Amid Sen. John McCain ’s (R-Ariz.) battle with brain cancer, the 81-year-old reportedly wants President Donald Trump to stay away from his funeral.
Friends of the Vietnam war veteran and 2008 presidential candidate, who has had a rocky relationship with Trump, asked the White House that they send Vice President Mike Pence instead, The New York Times and NBC News reported on Saturday.
The service is planned for Washington’s National Cathedral and will have eulogies read by former Presidents Barack Obama and George W. Bush, a source close to McCain told NBC News.
McCain has been battling an aggressive form of brain cancer since being diagnosed with the disease in July. He is recovering at his Sedona, Arizona, home after undergoing surgery for an intestinal infection last month.
“I don’t know how much longer I’ll be here,” McCain said in an excerpt released last week from his upcoming memoir, “The Restless Wave: Good Times, Just Causes, Great Fights, and other Appreciations.”
“Maybe I’ll be gone before you hear this,” he said in an audio recording of the excerpt. “My predicament is, well, rather unpredictable.
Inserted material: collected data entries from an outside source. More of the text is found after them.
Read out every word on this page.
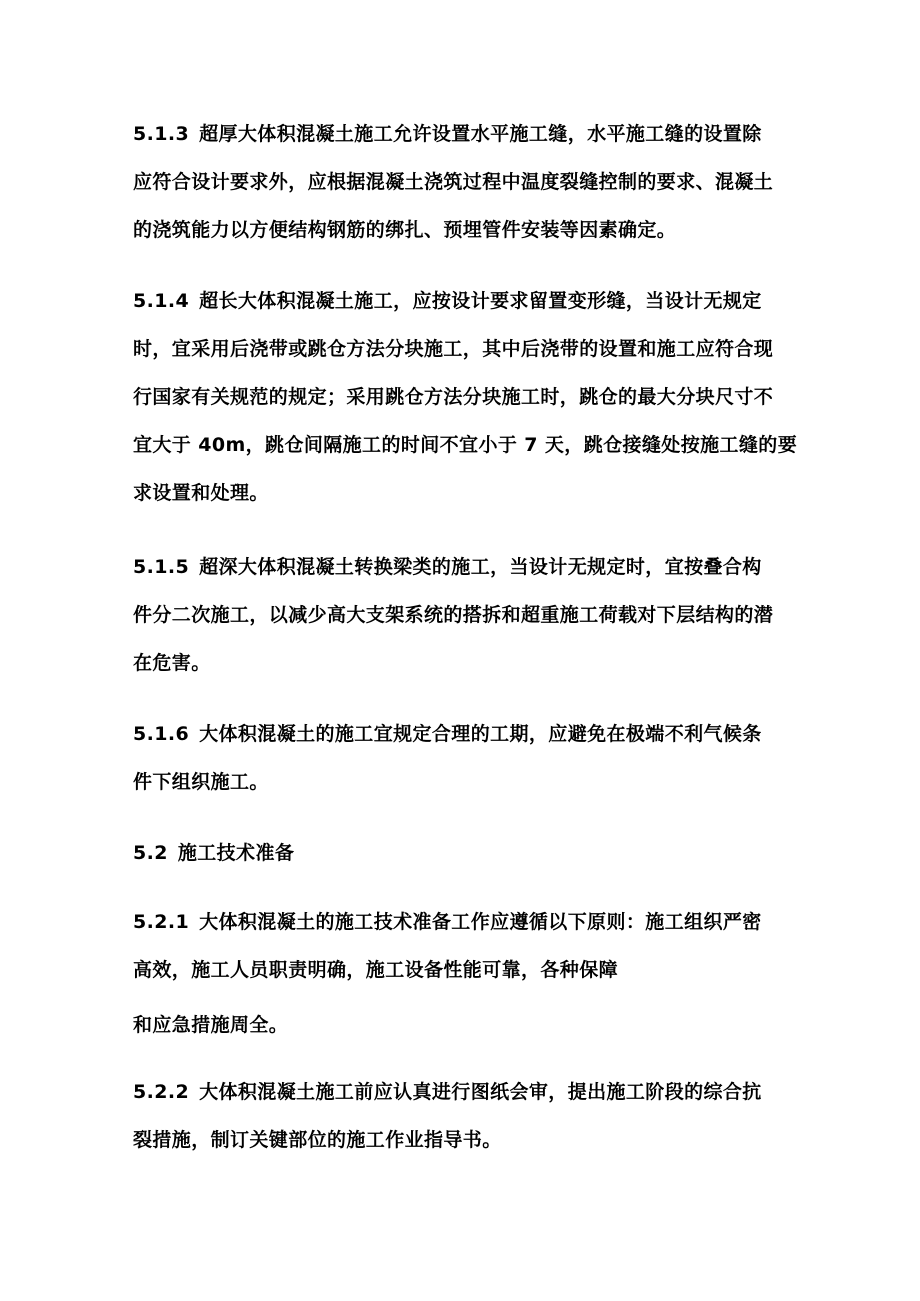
5.1.3 超厚大体积混凝土施工允许设置水平施工缝，水平施工缝的设置除
应符合设计要求外，应根据混凝土浇筑过程中温度裂缝控制的要求、混凝土
的浇筑能力以方便结构钢筋的绑扎、预埋管件安装等因素确定。

5.1.4 超长大体积混凝土施工，应按设计要求留置变形缝，当设计无规定
时，宜采用后浇带或跳仓方法分块施工，其中后浇带的设置和施工应符合现
行国家有关规范的规定；采用跳仓方法分块施工时，跳仓的最大分块尺寸不
宜大于 40m，跳仓间隔施工的时间不宜小于 7 天，跳仓接缝处按施工缝的要
求设置和处理。

5.1.5 超深大体积混凝土转换梁类的施工，当设计无规定时，宜按叠合构
件分二次施工，以减少高大支架系统的搭拆和超重施工荷载对下层结构的潜
在危害。

5.1.6 大体积混凝土的施工宜规定合理的工期，应避免在极端不利气候条
件下组织施工。

5.2 施工技术准备

5.2.1 大体积混凝土的施工技术准备工作应遵循以下原则：施工组织严密
高效，施工人员职责明确，施工设备性能可靠，各种保障

和应急措施周全。

5.2.2 大体积混凝土施工前应认真进行图纸会审，提出施工阶段的综合抗
裂措施，制订关键部位的施工作业指导书。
But I’m prepared for either contingency, or at least I’m getting prepared.”
His son-in-law, Ben Domenech, reportedly said last week that McCain hugged him and asked him to “take care” of his daughter, Meghan. The couple married in November.
Grant Woods, McCain’s friend and former chief of staff, told the Times that though McCain is receiving a lot of visitors, no one is actually saying goodbye, given that the senator doesn’t like “overt sentimentality,” he said.
Former Vice President Joe Biden was among the recent visitors. The two men served together in the Senate, and McCain reportedly encouraged Biden to stay in politics. Biden, 75, has been rumored to be considering a run for the White House in 2020.
It’s no secret that McCain and Trump have repeatedly butted heads, particularly in recent years.
In 2015, Trump dismissed McCain’s heroism in the Vietnam War, saying he is “not a war hero” because he was “captured.” McCain, a Navy pilot, was repeatedly tortured during the more than five years he was held captive in North Vietnam. He said last fall that Trump never apologized for his insulting remark.
McCain also famously shot down his own party’s attempt to repeal and replace the Affordable Care Act last year. Trump, who had pushed hard for the repeal bill, called McCain’s move “totally unexpected” and “honestly terrible.”